The latest Bureau of Resources and Energy Economics (BREE) report has found highly populated emerging economies would sustain increased demand for resources and energy commodities in the medium to long term.
Queensland Resources Council Chief Executive Michael Roche said the outlook was positive for the sector despite the current downturn in commodity prices.
‘In 2013-14 mining and resources was the key contributor to Australia’s economic growth and although investment in the sector is easing, the report found production has ramped up over the past 12 months,’ Mr Roche said.
‘BREE projects Australia’s earnings from resources and energy commodities to increase at an average rate of seven percent a year from 2013–14 to total $274 billion in 2018–19.
‘Forecasts for metallurgical and thermal coal exports are up in addition to a strong outlook for alumina and bauxite.
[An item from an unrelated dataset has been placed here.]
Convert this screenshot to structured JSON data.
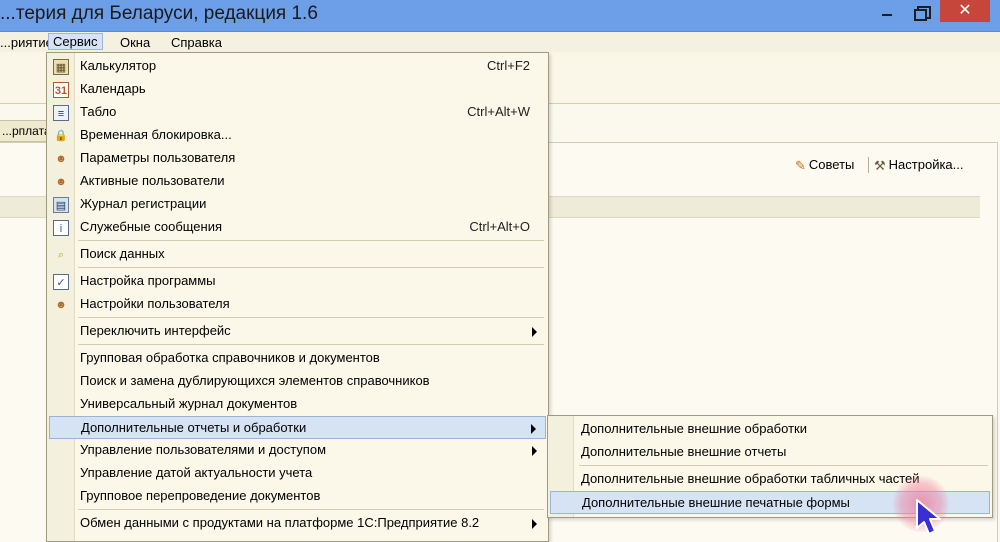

Rio Tinto’s Yarwun and Queensland Alumina Limited operations achieved strong production results in the first half of 2014 and higher production rates are anticipated in 2015.
‘China’s demand for copper is also a boon for Queensland with demand expected to increase at a rate of 3.5 percent annually to 2019.
‘Overall, BREE forecasts that over the next five years exports are projected to total $274 billion in 2018-19, with Queensland LNG exports reflected in these projections.’
Queensland’s first LNG shipments from Gladstone are expected to start by the end of 2014, rapidly ramping up over the period to 2019 to make Australia the world’s largest LNG producer, Mr Roche said.
‘In particular, the large scale projects being developed in central Queensland’s Galilee Basin by Adani and GVK/Hancock, will significantly increase coal production and exports primarily to the Indian markets.’
Over the medium term, Australia’s thermal coal production is projected to increase at an average annual rate of 3.0 per cent to 291 million tonnes in 2018-19, the report said.
In 2102-13, Queensland’s resources sector generated $1 in every $4 of the state’s economy and accounted directly and indirectly for one in every five jobs.
‘Our sector delivers the state wealth to create jobs and fund infrastructure such as hospitals and schools through royalties and taxes,’ Mr Roche said.
‘This is continuing in the face of continuing campaigns by global activists who are trying to kill off Queensland jobs through litigation and the pressuring of financial institutions.’